Baghdad claims big success in marshland war
BAGHDAD (Reuter, AFP) - Iraq, its warplanes barred by Western air power from flying over Shia rebel refuges in the southern marshes, yesterday said army deserters and 'infiltrators' there were surrendering en masse.
And, referring to the policing of the skies over the marshes by Western aircraft, it said tens of thousands of people in southern Iraq had volunteered to 'confront the American, British and French . . . plan'. Iraq said it had nothing to fear from the Western allies' imposition of the no-fly zone south of the 32nd parallel.
President Saddam Hussein vowed yesterday to defeat a conspiracy to tear apart Iraq, which he said was hatched by Gulf war allies barring his aircraft from the south. In a message read on his behalf on television and radio, he said Iraqis would defeat the partitioning of the country by 'further indignation, derision and rejection' of the conspiracy.
'I realise that the young among you cannot stand this aggressive and infidel act and are burning with wrath, wanting to respond,' President Saddam said. 'I don't want to hide that we (leaders) like you have the same feelings, but we in the leadership resort to patience, which God wants.'
Al-Thawra, the ruling Baath Party's newspaper, said the Shia dissidents gave themselves up to party offices in Basra, where long queues of volunteers waited to receive arms to defend Iraq's unity. 'Large numbers of army deserters and infiltrators have surrendered to party offices, benefiting from an amnesty issued by the leadership earlier.'
Iraqi planes have not ventured south of the 32nd parallel since the exclusion zone was declared. Baghdad has said it will go to war if attempts are made to weaken its control of the ground.

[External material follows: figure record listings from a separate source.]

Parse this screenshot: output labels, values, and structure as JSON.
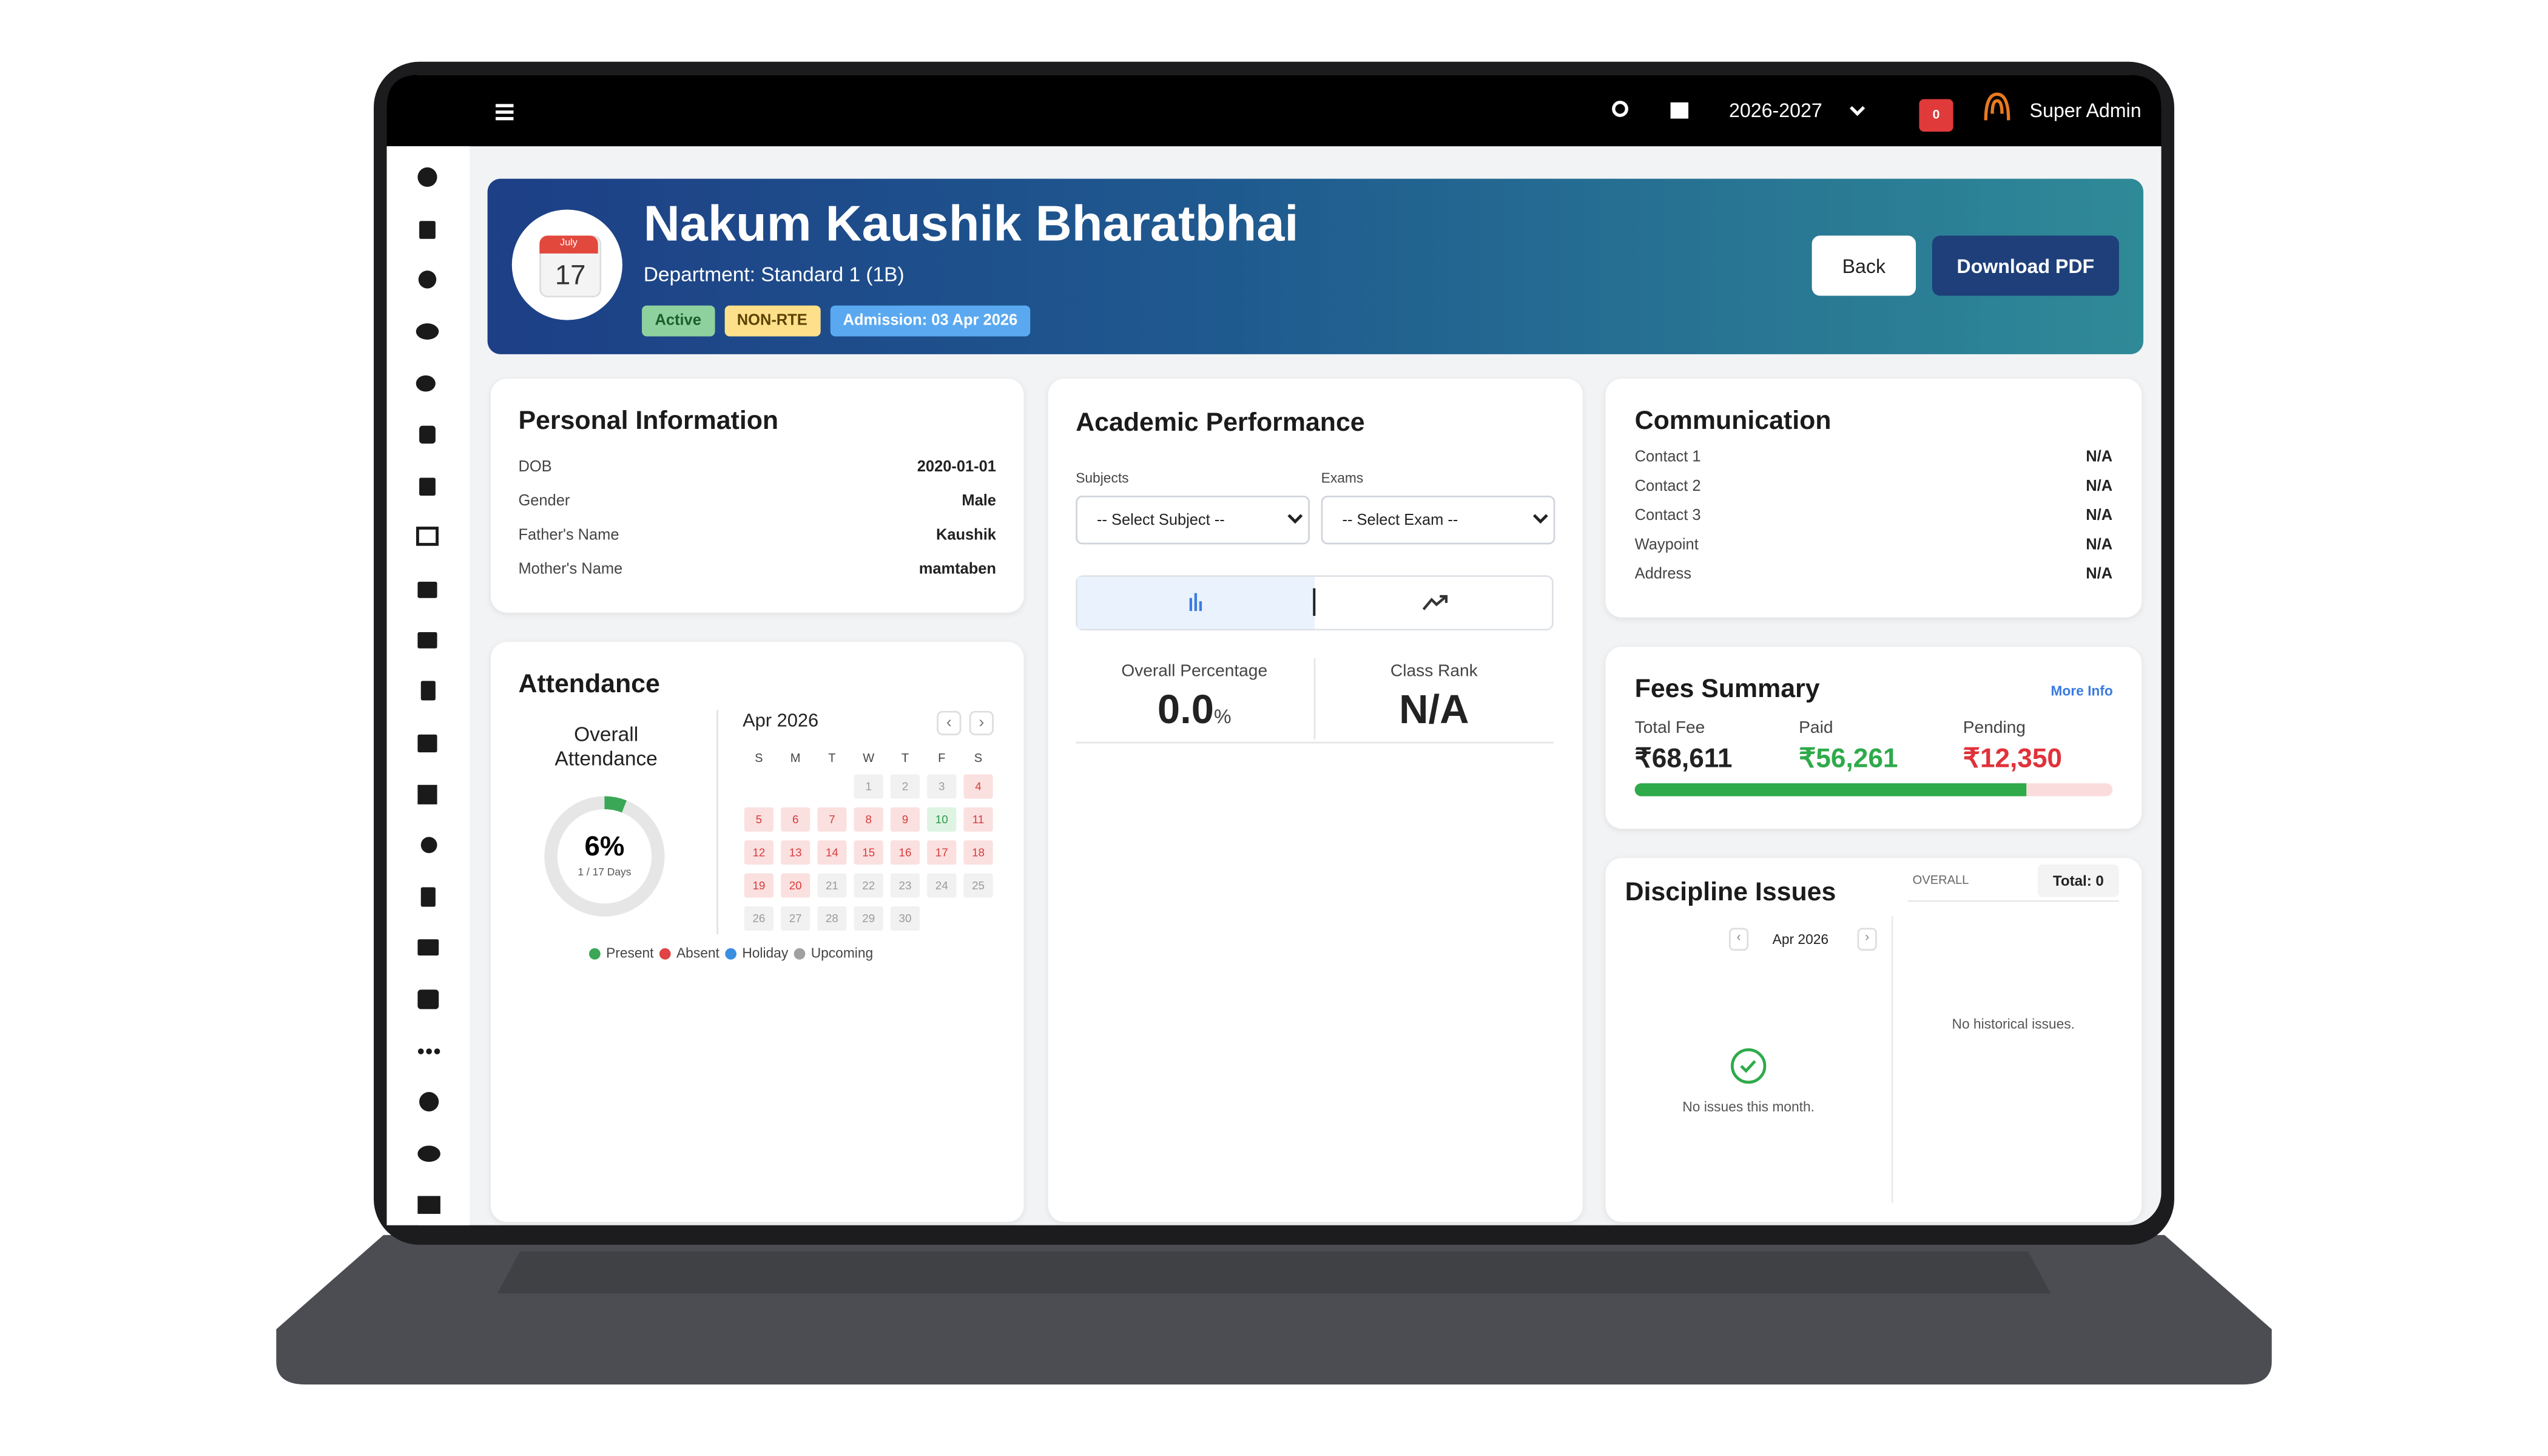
{
  "topbar": {
    "year": "2026-2027",
    "notifications": "0",
    "user": "Super Admin"
  },
  "profile": {
    "calendar_month": "July",
    "calendar_day": "17",
    "name": "Nakum Kaushik Bharatbhai",
    "department": "Department: Standard 1 (1B)",
    "badges": [
      {
        "text": "Active",
        "color": "#8fd19e",
        "text_color": "#1d5e2c"
      },
      {
        "text": "NON-RTE",
        "color": "#ffe08a",
        "text_color": "#5a4300"
      },
      {
        "text": "Admission: 03 Apr 2026",
        "color": "#5aa9f0",
        "text_color": "#ffffff"
      }
    ],
    "back": "Back",
    "download": "Download PDF"
  },
  "personal": {
    "title": "Personal Information",
    "rows": [
      {
        "label": "DOB",
        "value": "2020-01-01"
      },
      {
        "label": "Gender",
        "value": "Male"
      },
      {
        "label": "Father's Name",
        "value": "Kaushik"
      },
      {
        "label": "Mother's Name",
        "value": "mamtaben"
      }
    ]
  },
  "attendance": {
    "title": "Attendance",
    "overall_label": "Overall Attendance",
    "percent": "6%",
    "days": "1 / 17 Days",
    "month": "Apr 2026",
    "weekdays": [
      "S",
      "M",
      "T",
      "W",
      "T",
      "F",
      "S"
    ],
    "first_weekday": 3,
    "calendar": [
      {
        "day": "1",
        "status": "upcoming"
      },
      {
        "day": "2",
        "status": "upcoming"
      },
      {
        "day": "3",
        "status": "upcoming"
      },
      {
        "day": "4",
        "status": "absent"
      },
      {
        "day": "5",
        "status": "absent"
      },
      {
        "day": "6",
        "status": "absent"
      },
      {
        "day": "7",
        "status": "absent"
      },
      {
        "day": "8",
        "status": "absent"
      },
      {
        "day": "9",
        "status": "absent"
      },
      {
        "day": "10",
        "status": "present"
      },
      {
        "day": "11",
        "status": "absent"
      },
      {
        "day": "12",
        "status": "absent"
      },
      {
        "day": "13",
        "status": "absent"
      },
      {
        "day": "14",
        "status": "absent"
      },
      {
        "day": "15",
        "status": "absent"
      },
      {
        "day": "16",
        "status": "absent"
      },
      {
        "day": "17",
        "status": "absent"
      },
      {
        "day": "18",
        "status": "absent"
      },
      {
        "day": "19",
        "status": "absent"
      },
      {
        "day": "20",
        "status": "absent"
      },
      {
        "day": "21",
        "status": "upcoming"
      },
      {
        "day": "22",
        "status": "upcoming"
      },
      {
        "day": "23",
        "status": "upcoming"
      },
      {
        "day": "24",
        "status": "upcoming"
      },
      {
        "day": "25",
        "status": "upcoming"
      },
      {
        "day": "26",
        "status": "upcoming"
      },
      {
        "day": "27",
        "status": "upcoming"
      },
      {
        "day": "28",
        "status": "upcoming"
      },
      {
        "day": "29",
        "status": "upcoming"
      },
      {
        "day": "30",
        "status": "upcoming"
      }
    ],
    "legend": [
      {
        "name": "Present",
        "color": "#3aa757"
      },
      {
        "name": "Absent",
        "color": "#e04444"
      },
      {
        "name": "Holiday",
        "color": "#3b8fe0"
      },
      {
        "name": "Upcoming",
        "color": "#a0a0a0"
      }
    ]
  },
  "academic": {
    "title": "Academic Performance",
    "subjects_label": "Subjects",
    "subjects_placeholder": "-- Select Subject --",
    "exams_label": "Exams",
    "exams_placeholder": "-- Select Exam --",
    "overall_label": "Overall Percentage",
    "overall_value": "0.0",
    "overall_unit": "%",
    "rank_label": "Class Rank",
    "rank_value": "N/A"
  },
  "communication": {
    "title": "Communication",
    "rows": [
      {
        "label": "Contact 1",
        "value": "N/A"
      },
      {
        "label": "Contact 2",
        "value": "N/A"
      },
      {
        "label": "Contact 3",
        "value": "N/A"
      },
      {
        "label": "Waypoint",
        "value": "N/A"
      },
      {
        "label": "Address",
        "value": "N/A"
      }
    ]
  },
  "fees": {
    "title": "Fees Summary",
    "more": "More Info",
    "items": [
      {
        "label": "Total Fee",
        "value": "₹68,611",
        "color": "#222222"
      },
      {
        "label": "Paid",
        "value": "₹56,261",
        "color": "#2eaa4a"
      },
      {
        "label": "Pending",
        "value": "₹12,350",
        "color": "#e0323a"
      }
    ]
  },
  "discipline": {
    "title": "Discipline Issues",
    "overall": "OVERALL",
    "total": "Total: 0",
    "month": "Apr 2026",
    "empty_month": "No issues this month.",
    "empty_history": "No historical issues."
  }
}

In Gushtepe, in the north of the country, Iraqi forces took away Shia families and drove off their livestock. The information came from drivers ferrying goods and people between Kirkuk, a major oil city, and the Kurdish-dominated area north of it. One driver said he saw about 50 Shia families removed by truck from Kirkuk.
In Arbil, an official of a Western humanitarian organisation said that he had heard from a reliable driver that the round-up occurred after some Shias fired on officials of the Baath Party, killing one of them.
A United Nations official confirmed that a bomb was discovered under a UN car just as it crossed the Gushtepe checkpoint into the Kurdish area on Thursday. The official, who also spoke on condition of anonymity, said that the car had earlier been stopped at an Iraqi checkpoint and delayed for a long time.
Personnel of the UN and international relief organisations have been the target of a score of terrorist attacks over the past two months. Kurdish officials blame the Iraqi secret police. Iraq denies involvement.
JERUSALEM - The Israeli army, in a sign that it may be preparing for renewed Iraqi missile attacks, announced new civil defence procedures yesterday. General Ishay Dotan recommended that Israelis go to a shelter, not just an airtight room, as was the case during the Gulf war.
The army is to hand out new gasmask filters in October and new gasmasks to those who did not receive them during the Gulf war.